Rafa has been writing a huge book that will be published and presented in a couple of weeks. It is on the present state of art and culture in Guatemala and was a huge team research event with Rafa pulling together all the results at the end to write a discussion and conclusion. It will be presented to various ministries, NGOs and embassies in a couple of weeks time. He is also trying to find some funding to create a new art and film college in Guatemala city to help restore some life to the historical centre and to establish a national facility. They have had some good meetings with the mayor and they have also heard that the airport will be moving from the city down to the pacific plain leaving this land open to construct the city’s first park. Guatemala city is a sprawling mess, damaged by war and earthquakes but as time goes by I am discovering that this monster does hide some beautiful bits and things can only improve. I have driven in a few times now but I am always happy to escape back up to the green mountains.
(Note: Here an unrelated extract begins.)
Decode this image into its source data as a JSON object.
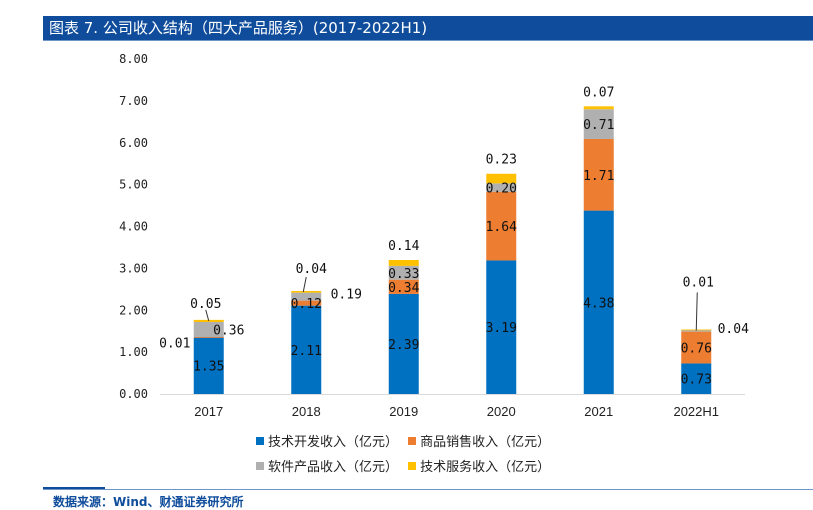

And have definitely vetoed living in the city.
The Norwegian Embassy sponsors Rafa’s company Casacomal and next week one of their major supporters is heading back to Norway after seven years. Her replacement Hilde is pregnant and has brought her husband to look after the baby. Another Norwegian diplomat we met is married to a French guy who is also house husband to their 11 month old boy ………. So it looks as though I will be able to hang out with the boys and the babies. Gury is having a big leaving party next week at Casacomal – she is an amazing woman who rescued Casacomal when they were struggling financially 4 years ago.
Rafa has now done all the casting for his film which, all things going to plan, he will start shooting in March when I am back in Blighty with Bambino. A lot of the characters are Mayan. La Casa de Enfrente (the first film) has been distributed all over central America down to Panama and seems to be doing quite well. Everyone in Guatemala knows the film and even if it is not their cup of tea they are proud and surprised that a film was made by Guatemalans about Guatemala. Casacomal also runs the only Guatemalan film festival in November when I will be enormous!
There is a Japanese cultural festival on in the city at the moment and we went to see a wonderful pianist accompanied by the Guatemalan Sinfonica. The Japanese give more money to Guatemala than any other nation except the US and donated all the instruments to the Sinfonica. They feel a strong ethnic affinity with the Mayan people which is strange but touching.
Considering everything, Rafa and I are finding it quite easy to live together so far and he has done everything to make my life here as comfortable as possible. Of course I have days when I miss Europe and the crazy chaos of Guatemala gets too much for me. I miss my family and friends but know that my place is here with Rafa and our new family and although things are and will always be complicated we are doing pretty well so far …….
We have found our dream piece of land to build our house which has the best view of Agua volcano …………
So I am back to Blighty on September 2nd for 3 weeks so maybe catch-up with a few people in London and at my brother’s wedding.